Busfahren ohne Ticket? So funktioniert es. Grafik: SVR Rosenheim
Die Verkehrsgesellschaft Rosenheim (VGR) weist darauf hin, dass Fahrgäste ihre mit der Karte getätigten Fahrten und die dafür berechneten Beträge anschließend über ein Online-Portal nachvollziehen können.
Nur für Stadtbusse
Das neue Bezahlsystem gilt ausschließlich im Bediengebiet der Rosenheimer Stadtbusse. Regionalbusse und Regionalzüge können damit nicht genutzt werden.
Wer aus dem Umland kommt und bereits ein gültiges Ticket für die Zone 7 besitzt, benötigt für die Fahrt mit dem Stadtbus kein zusätzliches Ticket. Für Fahrten über die Stadtgrenzen von Rosenheim und Kolbermoor hinaus können weiterhin Fahrkarten beim Fahrpersonal gekauft werden.
Das Pilotprojekt läuft zunächst bis zum 31. Januar 2027.
Ab Ende August Einstieg an allen Türen
Eine weitere Änderung folgt am 29. August. Ab diesem Zeitpunkt können Fahrgäste grundsätzlich an allen Türen der Stadtbusse einsteigen.

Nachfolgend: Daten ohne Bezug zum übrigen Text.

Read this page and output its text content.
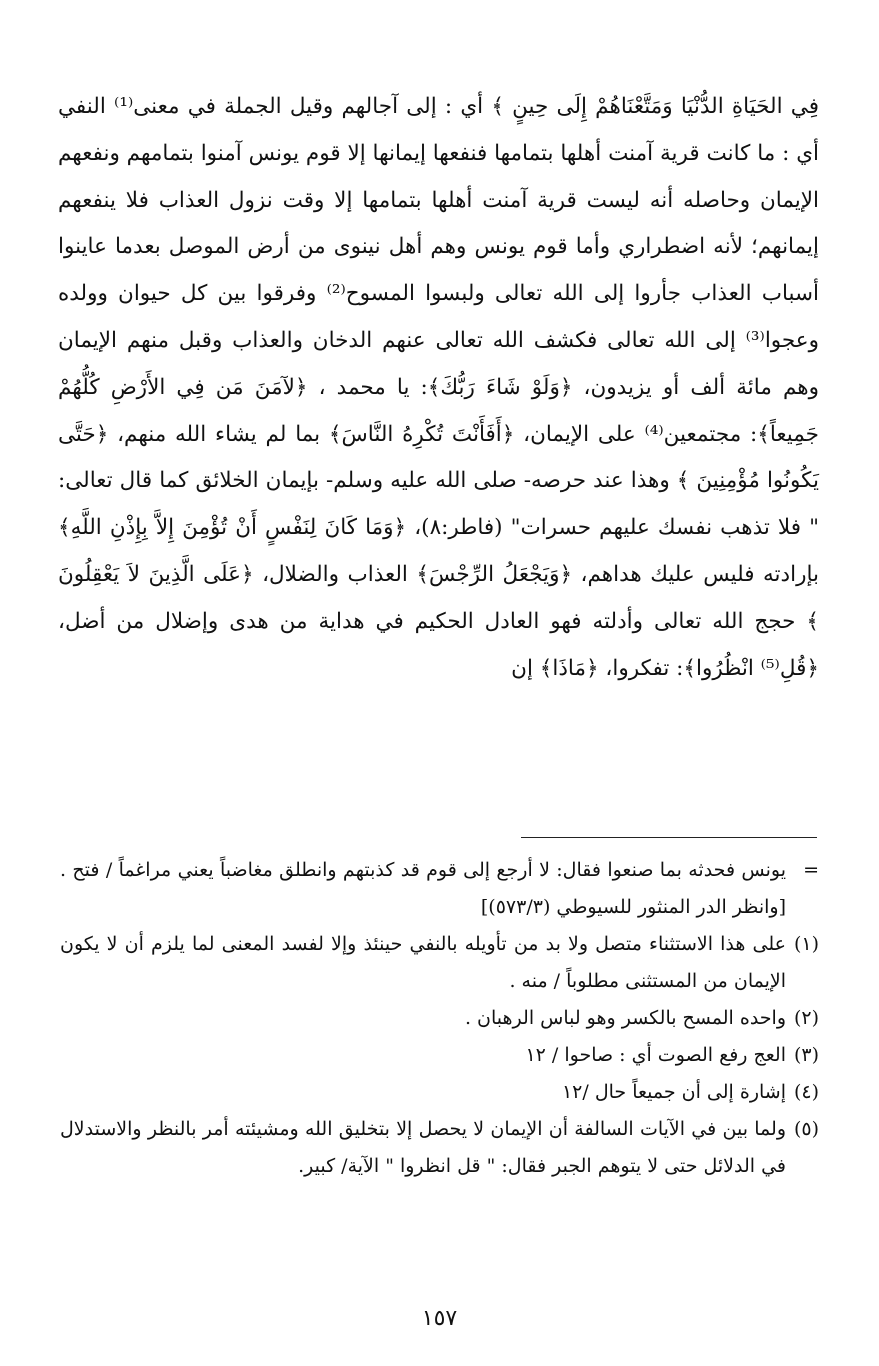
فِي الحَيَاةِ الدُّنْيَا وَمَتَّعْنَاهُمْ إِلَى حِينٍ ﴾ أي : إلى آجالهم وقيل الجملة في معنى⁽¹⁾ النفي أي : ما كانت قرية آمنت أهلها بتمامها فنفعها إيمانها إلا قوم يونس آمنوا بتمامهم ونفعهم الإيمان وحاصله أنه ليست قرية آمنت أهلها بتمامها إلا وقت نزول العذاب فلا ينفعهم إيمانهم؛ لأنه اضطراري وأما قوم يونس وهم أهل نينوى من أرض الموصل بعدما عاينوا أسباب العذاب جأروا إلى الله تعالى ولبسوا المسوح⁽²⁾ وفرقوا بين كل حيوان وولده وعجوا⁽³⁾ إلى الله تعالى فكشف الله تعالى عنهم الدخان والعذاب وقبل منهم الإيمان وهم مائة ألف أو يزيدون، ﴿وَلَوْ شَاءَ رَبُّكَ﴾: يا محمد ، ﴿لآمَنَ مَن فِي الأَرْضِ كُلُّهُمْ جَمِيعاً﴾: مجتمعين⁽⁴⁾ على الإيمان، ﴿أَفَأَنْتَ تُكْرِهُ النَّاسَ﴾ بما لم يشاء الله منهم، ﴿حَتَّى يَكُونُوا مُؤْمِنِينَ ﴾ وهذا عند حرصه- صلى الله عليه وسلم- بإيمان الخلائق كما قال تعالى: " فلا تذهب نفسك عليهم حسرات" (فاطر:٨)، ﴿وَمَا كَانَ لِنَفْسٍ أَنْ تُؤْمِنَ إِلاَّ بِإِذْنِ اللَّهِ﴾ بإرادته فليس عليك هداهم، ﴿وَيَجْعَلُ الرِّجْسَ﴾ العذاب والضلال، ﴿عَلَى الَّذِينَ لاَ يَعْقِلُونَ ﴾ حجج الله تعالى وأدلته فهو العادل الحكيم في هداية من هدى وإضلال من أضل، ﴿قُلِ⁽⁵⁾ انْظُرُوا﴾: تفكروا، ﴿مَاذَا﴾ إن
=
يونس فحدثه بما صنعوا فقال: لا أرجع إلى قوم قد كذبتهم وانطلق مغاضباً يعني مراغماً / فتح .[وانظر الدر المنثور للسيوطي (٥٧٣/٣)]
(١)
على هذا الاستثناء متصل ولا بد من تأويله بالنفي حينئذ وإلا لفسد المعنى لما يلزم أن لا يكون الإيمان من المستثنى مطلوباً / منه .
(٢)
واحده المسح بالكسر وهو لباس الرهبان .
(٣)
العج رفع الصوت أي : صاحوا / ١٢
(٤)
إشارة إلى أن جميعاً حال /١٢
(٥)
ولما بين في الآيات السالفة أن الإيمان لا يحصل إلا بتخليق الله ومشيئته أمر بالنظر والاستدلال في الدلائل حتى لا يتوهم الجبر فقال: " قل انظروا " الآية/ كبير.
١٥٧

Wer ein Ticket direkt beim Busfahrer kaufen möchte, muss dafür weiterhin die vordere Tür nutzen.
Die Fahrkartenkontrolle durch das Fahrpersonal entfällt mit der neuen Regelung. Stattdessen soll es künftig stichprobenartige Kontrollen durch Kontrolleure geben. Bei der Kontrolle einer Bank- oder Kreditkarte wird den Kontrolleuren nach Angaben der VGR lediglich angezeigt, ob ein aktiver Fahrvorgang vorliegt.

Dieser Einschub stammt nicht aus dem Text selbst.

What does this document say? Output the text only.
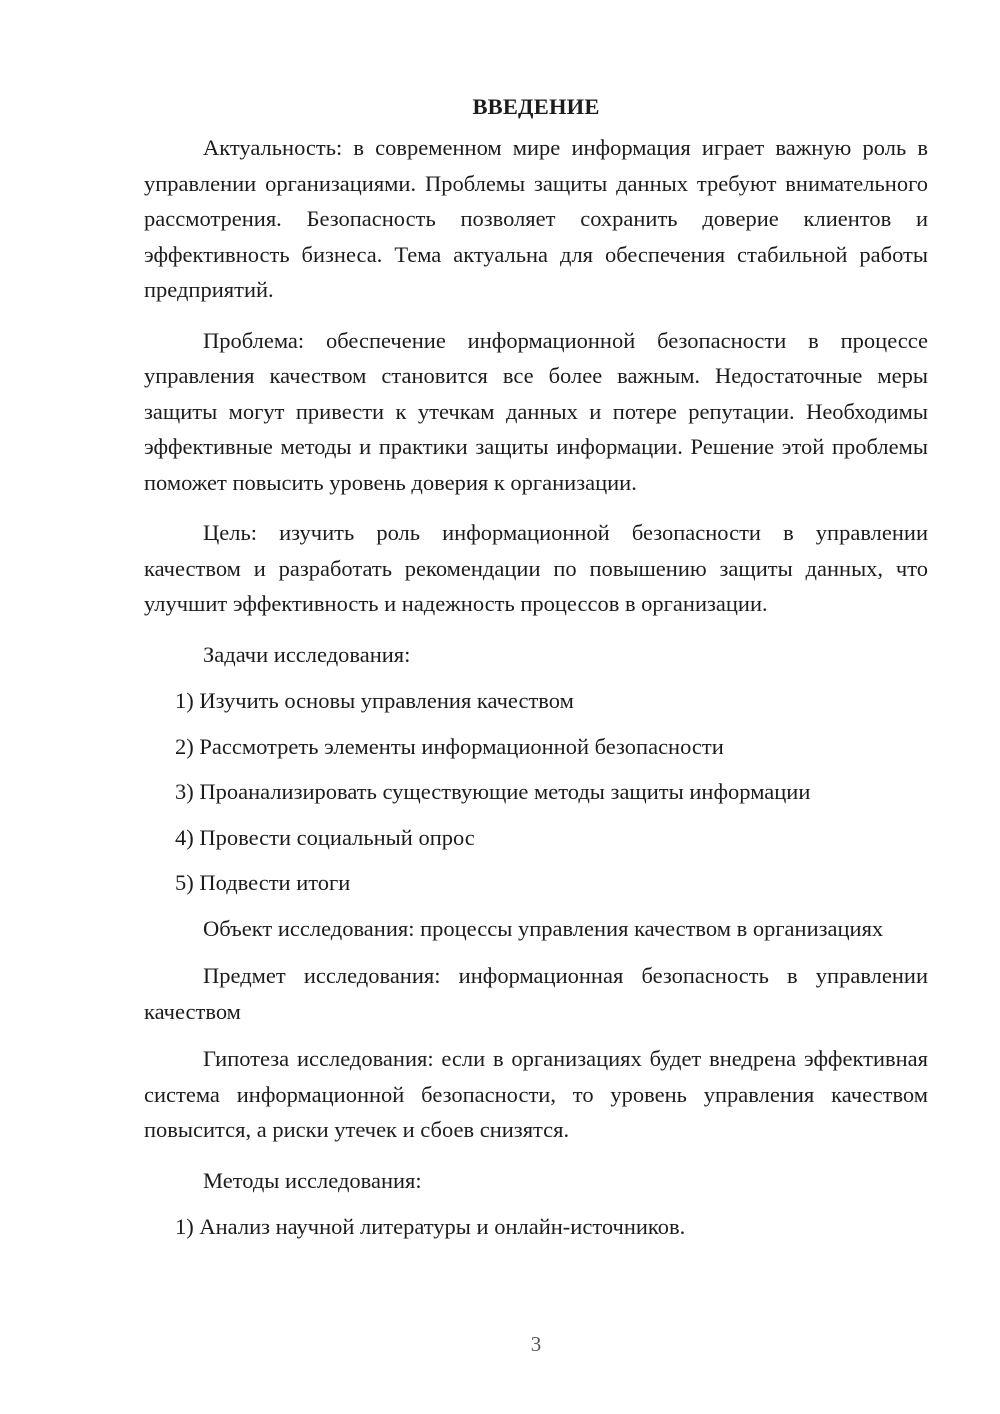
ВВЕДЕНИЕ
Актуальность: в современном мире информация играет важную роль в управлении организациями. Проблемы защиты данных требуют внимательного рассмотрения. Безопасность позволяет сохранить доверие клиентов и эффективность бизнеса. Тема актуальна для обеспечения стабильной работы предприятий.
Проблема: обеспечение информационной безопасности в процессе управления качеством становится все более важным. Недостаточные меры защиты могут привести к утечкам данных и потере репутации. Необходимы эффективные методы и практики защиты информации. Решение этой проблемы поможет повысить уровень доверия к организации.
Цель: изучить роль информационной безопасности в управлении качеством и разработать рекомендации по повышению защиты данных, что улучшит эффективность и надежность процессов в организации.
Задачи исследования:
1) Изучить основы управления качеством
2) Рассмотреть элементы информационной безопасности
3) Проанализировать существующие методы защиты информации
4) Провести социальный опрос
5) Подвести итоги
Объект исследования: процессы управления качеством в организациях
Предмет исследования: информационная безопасность в управлении качеством
Гипотеза исследования: если в организациях будет внедрена эффективная система информационной безопасности, то уровень управления качеством повысится, а риски утечек и сбоев снизятся.
Методы исследования:
1) Анализ научной литературы и онлайн-источников.
3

VGR-Geschäftsführer Tobias Weiß begründet die Änderung beim Einstieg mit einer schnelleren Abfertigung der Fahrgäste. „Da viele Fahrgäste das Deutschlandticket oder die Streifenkarte, die in der Mitte des Fahrzeuges am Entwerter entwertet werden muss, nutzen, beschleunigt der Zustieg an allen Türen den Betriebsablauf“, so Tobias Weiß. Oberbürgermeister Abuzar Erdogan begrüßt das neue Bezahlsystem ebenfalls: „Was in London, Atlanta oder Sydney schon längst nicht mehr wegzudenken ist, wird nun auch bei uns Realität. Mit dem VGR-Tap wird Busfahren wirklich kinderleicht und ermöglicht jedem die einfache Nutzung unserer Stadtbusse.“
Das System wurde von der VGR gemeinsam mit der Firma init innovation in traffic systems SE im Rahmen eines Pilotprojekts des Münchner Verkehrs- und Tarifverbunds (MVV) eingeführt. Nach Angaben der Beteiligten gehört Rosenheim damit zu den ersten Städten in Deutschland, die ein solches sogenanntes Account-Based-Ticketing-System einsetzen.
Weitere Informationen zum neuen Bezahlsystem stellt die VGR online zur Verfügung.